It’s a crackpot life

Each of us has our own unique flaws, like cracked pots and vases. These cracks and flaws are not bad things but make our lives interesting and rewarding. We need to accept people as they are and look for the good in them, not dwell on negatives or taint with constant hate and jealousy. Nobody and nothing is perfect, and that’s what so priceless about it.

All too often we focus on the bad and negative, forgetting there is a lot of good and positive out there. We are human shaped, not fat or thin, flexible and adaptable not out of shape. Taking time to appreciate all the different kinds of people in our lives, better to colour in life with every crayon than colour with a single one; imagine a world in rainbow compared with sky blue. Living the crackpot life.

© Fi S. J. Brown

The Swan

Earlier this week I tuned and adjusted the white balance of this picture, which I recently took of me with my mobile/cell phone; finding myself looking in the eyes saying ‘yes that’s me‘ and ‘quite a good photograph for a quick selfie.

For a long time an ogerous monster lived in my head that would have said something like this: ‘eww, what an ugly and loveable freak of nature you are, no wonder people point and laugh at you in the street. Delete that at once, nobody wants to see your ugly face on Facebook or Instagram. Don’t bother taking any more selfies, shows your ego is growing. Oh and may break your phone…ha ha!’

Instead another voice came out, the one I use when talking to others with my natural empathy and understanding ways, and not one I have heard myself say to me: ‘You look pretty and happy there Fi. Who cares if you see flaws or things that aren’t right in this photograph, better to knit a scarf than nitpick at yourself for no reason. Anyone that laughs and/or calls you ugly can spin on your middle finger, that’s what it is best used for!

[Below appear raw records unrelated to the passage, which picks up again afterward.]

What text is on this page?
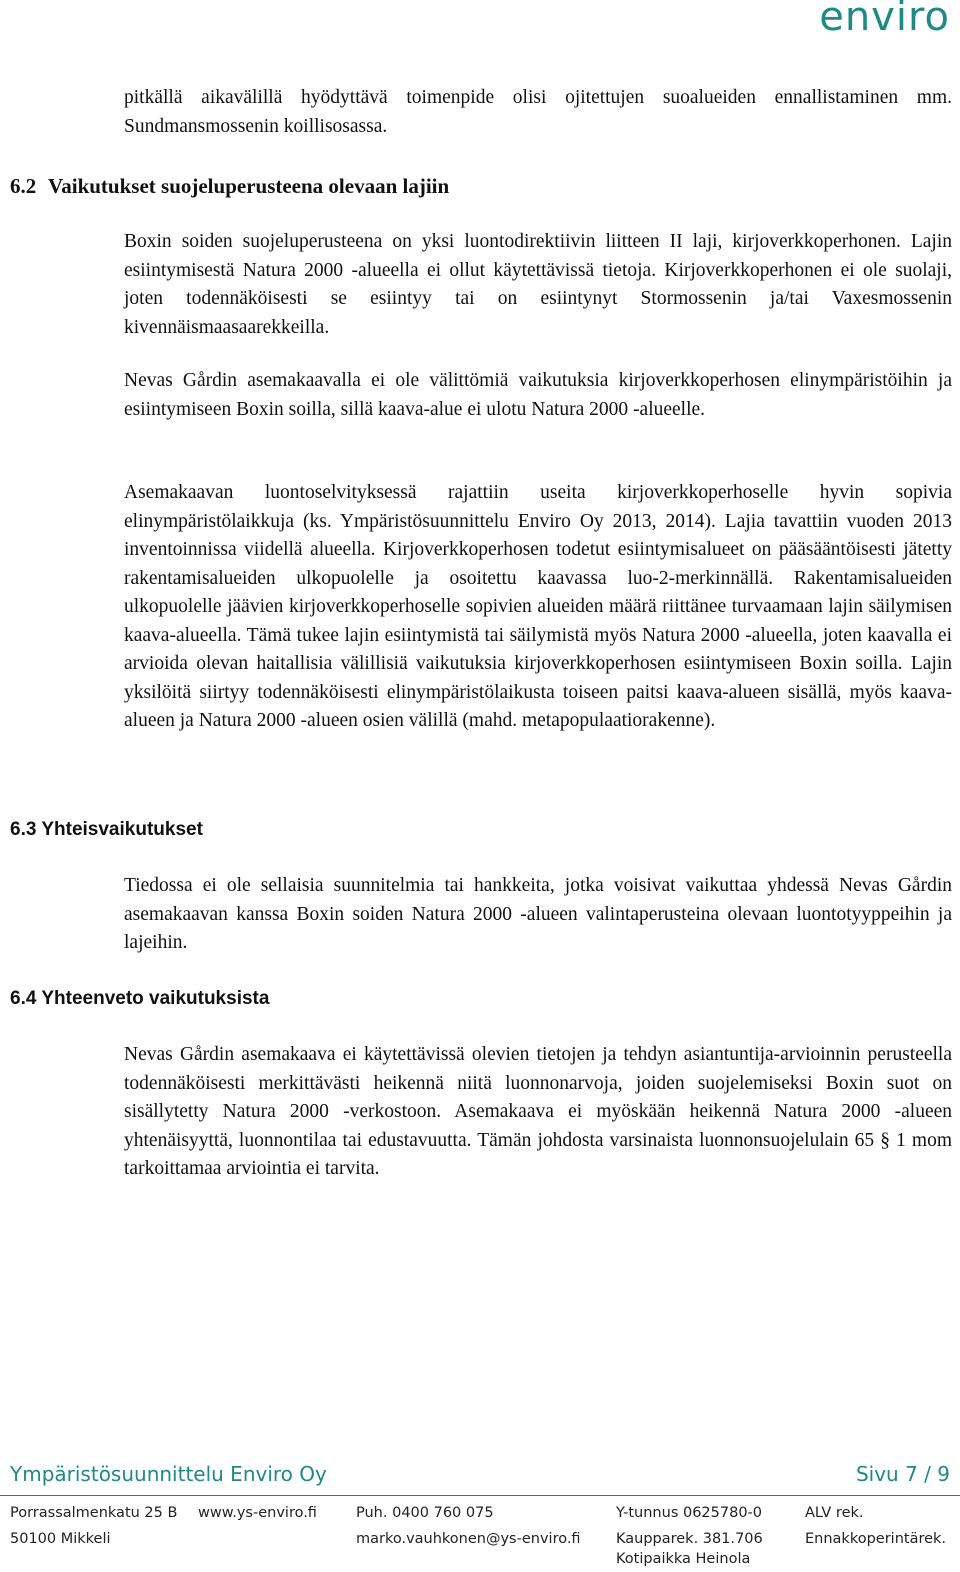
enviro

pitkällä aikavälillä hyödyttävä toimenpide olisi ojitettujen suoalueiden ennallistaminen mm. Sundmansmossenin koillisosassa.

6.2 Vaikutukset suojeluperusteena olevaan lajiin

Boxin soiden suojeluperusteena on yksi luontodirektiivin liitteen II laji, kirjoverkkoperhonen. Lajin esiintymisestä Natura 2000 -alueella ei ollut käytettävissä tietoja. Kirjoverkkoperhonen ei ole suolaji, joten todennäköisesti se esiintyy tai on esiintynyt Stormossenin ja/tai Vaxesmossenin kivennäismaasaarekkeilla.

Nevas Gårdin asemakaavalla ei ole välittömiä vaikutuksia kirjoverkkoperhosen elinympäristöihin ja esiintymiseen Boxin soilla, sillä kaava-alue ei ulotu Natura 2000 -alueelle.

Asemakaavan luontoselvityksessä rajattiin useita kirjoverkkoperhoselle hyvin sopivia elinympäristölaikkuja (ks. Ympäristösuunnittelu Enviro Oy 2013, 2014). Lajia tavattiin vuoden 2013 inventoinnissa viidellä alueella. Kirjoverkkoperhosen todetut esiintymisalueet on pääsääntöisesti jätetty rakentamisalueiden ulkopuolelle ja osoitettu kaavassa luo-2-merkinnällä. Rakentamisalueiden ulkopuolelle jäävien kirjoverkkoperhoselle sopivien alueiden määrä riittänee turvaamaan lajin säilymisen kaava-alueella. Tämä tukee lajin esiintymistä tai säilymistä myös Natura 2000 -alueella, joten kaavalla ei arvioida olevan haitallisia välillisiä vaikutuksia kirjoverkkoperhosen esiintymiseen Boxin soilla. Lajin yksilöitä siirtyy todennäköisesti elinympäristölaikusta toiseen paitsi kaava-alueen sisällä, myös kaava-alueen ja Natura 2000 -alueen osien välillä (mahd. metapopulaatiorakenne).

6.3 Yhteisvaikutukset

Tiedossa ei ole sellaisia suunnitelmia tai hankkeita, jotka voisivat vaikuttaa yhdessä Nevas Gårdin asemakaavan kanssa Boxin soiden Natura 2000 -alueen valintaperusteina olevaan luontotyyppeihin ja lajeihin.

6.4 Yhteenveto vaikutuksista

Nevas Gårdin asemakaava ei käytettävissä olevien tietojen ja tehdyn asiantuntija-arvioinnin perusteella todennäköisesti merkittävästi heikennä niitä luonnonarvoja, joiden suojelemiseksi Boxin suot on sisällytetty Natura 2000 -verkostoon. Asemakaava ei myöskään heikennä Natura 2000 -alueen yhtenäisyyttä, luonnontilaa tai edustavuutta. Tämän johdosta varsinaista luonnonsuojelulain 65 § 1 mom tarkoittamaa arviointia ei tarvita.

Ympäristösuunnittelu Enviro Oy	Sivu 7 / 9
Porrassalmenkatu 25 B
50100 Mikkeli
www.ys-enviro.fi	Puh. 0400 760 075
marko.vauhkonen@ys-enviro.fi
Y-tunnus 0625780-0
Kaupparek. 381.706
Kotipaikka Heinola
ALV rek.
Ennakkoperintärek.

I nearly choked on my own emotion, not for the first time, but this was in a positive way of my own doing to myself. Pondering, perhaps this former ugly duckling has finally seen her own swan-like reflection, and will glide the river of life wherever it is leading her to go. I do not need a mask of chemical colours or a surgeon’s blade to syringe to make me look beautiful; I am me, not an ogre but a swan, and that’s fine with me.